Real estate data is a term that refers to all the information and statistics related to the real estate industry.
For the residential and commercial property markets, this includes data on properties, such as their location, size, and value, as well as data on market trends, buying and selling patterns, and other important metrics that can help individuals and businesses make informed decisions. For many real estate professionals (e.g., investors, agents, loan originators, property managers, etc.), real estate data can provide valuable insight into which homeowners and/or properties will make the best leads.
In this post, we take an in-depth look at exactly what real estate data includes, why it’s helpful for real estate professionals to access it, and how it’s collected and used in the industry.
Table of Contents
- What Information Does Real Estate Data Provide?
- How is Real Estate Data Collected?
- Why is Real Estate Data Important for Professionals in the Industry?
- Access In-Depth Real Estate Data With PropStream
What Information Does Real Estate Data Provide?
Real estate data typically includes information regarding a property, a homeowner’s history, financing, market trends, and more.
Property: An individual property’s data can offer information about:
- The location (e.g., the address, neighborhood, subdivision, school district, county, etc.)
- Whether the property is part of an HOA (Home Owners Association) or not
- Size (e.g., number of beds, baths, stories, square footage, lot, and parcel sizes)
- Property features (e.g., pool, water views, basement, heating type, garage, etc.)
- APN (Assessor Parcel Number)
Homeowner Information: Real estate data can also offer insight into the current homeowner’s situation and ownership status. For example, if the homeowner is facing: pre-foreclosure, bankruptcy, not living at the property (non-owner occupied), or has no tenants (vacant), etc. Additionally, homeowner data can include past ownership, years owned, type of financing (or lack thereof), and more.
Mortgage/Financial Information: You can learn how much a homeowner owes on their mortgage, their original loan amount, the lender they went through, and the interest rate (type and percentage) by studying the data for a property. Also, you can uncover an owner's equity in their property, past ownership, and financial information.
Tax Information: Property taxes and tax assessments can also be viewed to assess a homeowner's obligations and the history and trends associated with what is deemed "fair market value" for the subject property.
Property Value: Uncover an estimated value for a property of interest by studying historical data or running comps for similar properties.
Market Trends: Discover how long properties in a certain region typically stay on the market, average rental prices, estimated growth for an area, and more.
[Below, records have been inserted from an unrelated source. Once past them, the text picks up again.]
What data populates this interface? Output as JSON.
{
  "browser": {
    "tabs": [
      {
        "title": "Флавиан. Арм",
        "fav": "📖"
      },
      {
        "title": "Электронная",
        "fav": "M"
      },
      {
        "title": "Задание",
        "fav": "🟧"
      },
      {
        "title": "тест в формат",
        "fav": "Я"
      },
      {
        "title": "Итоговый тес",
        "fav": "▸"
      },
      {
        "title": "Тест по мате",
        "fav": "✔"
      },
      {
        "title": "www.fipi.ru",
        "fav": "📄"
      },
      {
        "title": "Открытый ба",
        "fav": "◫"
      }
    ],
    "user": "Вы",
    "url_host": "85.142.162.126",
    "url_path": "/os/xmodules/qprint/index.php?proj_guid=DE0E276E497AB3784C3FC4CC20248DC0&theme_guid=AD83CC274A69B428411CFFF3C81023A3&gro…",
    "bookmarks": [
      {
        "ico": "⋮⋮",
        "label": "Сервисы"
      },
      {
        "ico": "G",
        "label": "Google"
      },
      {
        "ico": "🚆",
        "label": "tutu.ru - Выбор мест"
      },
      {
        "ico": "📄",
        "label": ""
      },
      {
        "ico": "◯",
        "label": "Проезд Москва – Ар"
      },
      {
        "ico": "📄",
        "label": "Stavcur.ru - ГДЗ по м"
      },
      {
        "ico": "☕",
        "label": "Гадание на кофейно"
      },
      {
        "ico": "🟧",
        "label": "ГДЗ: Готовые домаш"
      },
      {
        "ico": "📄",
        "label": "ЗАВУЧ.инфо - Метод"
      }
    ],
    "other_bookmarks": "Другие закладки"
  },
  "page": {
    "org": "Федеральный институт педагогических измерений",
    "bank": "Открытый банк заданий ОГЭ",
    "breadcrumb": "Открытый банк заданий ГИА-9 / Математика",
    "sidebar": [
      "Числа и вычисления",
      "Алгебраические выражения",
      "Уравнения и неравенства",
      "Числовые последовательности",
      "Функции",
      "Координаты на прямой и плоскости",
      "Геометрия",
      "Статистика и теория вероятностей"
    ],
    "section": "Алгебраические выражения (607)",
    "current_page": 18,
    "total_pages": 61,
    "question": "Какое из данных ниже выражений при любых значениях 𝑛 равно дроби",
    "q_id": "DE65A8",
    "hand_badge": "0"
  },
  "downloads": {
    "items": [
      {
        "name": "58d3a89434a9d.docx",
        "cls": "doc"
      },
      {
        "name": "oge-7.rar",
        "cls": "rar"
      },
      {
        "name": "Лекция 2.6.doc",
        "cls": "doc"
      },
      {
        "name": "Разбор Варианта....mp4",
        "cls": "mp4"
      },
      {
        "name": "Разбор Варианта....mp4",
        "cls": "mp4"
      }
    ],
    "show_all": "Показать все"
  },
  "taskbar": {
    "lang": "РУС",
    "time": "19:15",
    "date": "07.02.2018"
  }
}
Supporting Documentation: Real estate data also includes assessor maps and various analysis reports, which are useful when conducting a deeper analysis of the property.
How is Real Estate Data Collected?
Real estate data can be collected from various sources, including public records, listings, property management software, and other industry-specific databases.
In addition to these sources, many real estate companies and industry organizations collect and analyze real estate data. These organizations may conduct surveys, track market trends, and compile data from various sources to provide insights into the real estate market.
Why is Real Estate Data Important for Professionals in the Industry?
Real estate data is important because it provides valuable insights into the market, helping individuals and businesses make informed decisions.
Real estate investors: Investors use property data to find properties with the most return potential after flipping, facilitating a wholesaler deal, or purchasing and renting it out. Investors can use data to study trends relating to a neighborhood or property to find the most worthwhile real estate. Before pitching to these owners, investors can study the property’s data and run comparables to form their pitch and determine a fair asking price.
Agents and brokers: For many real estate agents and brokers, listing properties is the ultimate goal. With real estate data, agents and brokers can find homeowners who may need to sell urgently in their region, offering to help them get the most out of their property. Additionally, data can be used to find new listing leads by targeting motivated sellers.
Property managers: Property managers typically earn a commission for handling the day-to-day tasks of rental property, so they must always be on the lookout for new landlords to work with. Property managers can use real estate data to determine which properties investors own in their region, giving them a solid list of leads to pitch their services to.
Lenders/ mortgage loan originators: Like property managers, lenders and mortgage loan originators can use real estate data to identify client leads. Whether it’s a homeowner ready to take out a home equity loan, an investor who needs to finance their next property or a homeowner who needs to refinance a high-interest rate, real estate data provides no shortage of client opportunities for these real estate pros.
Contractors: Before blanketing entire neighborhoods with flyers, it’s helpful for contractors to know which homeowners could benefit from their services. Real estate data enables them to do just that. For example, contractors who specialize in pool care can use real estate data to identify which properties have pools. Or, a contractor specializing in roofing can study a property’s data to determine the year built and decide if the property is due for a new roof.
Appraisers: Appraisers must be able to estimate a property’s value accurately. By studying real estate data, they can run comps to determine these numbers.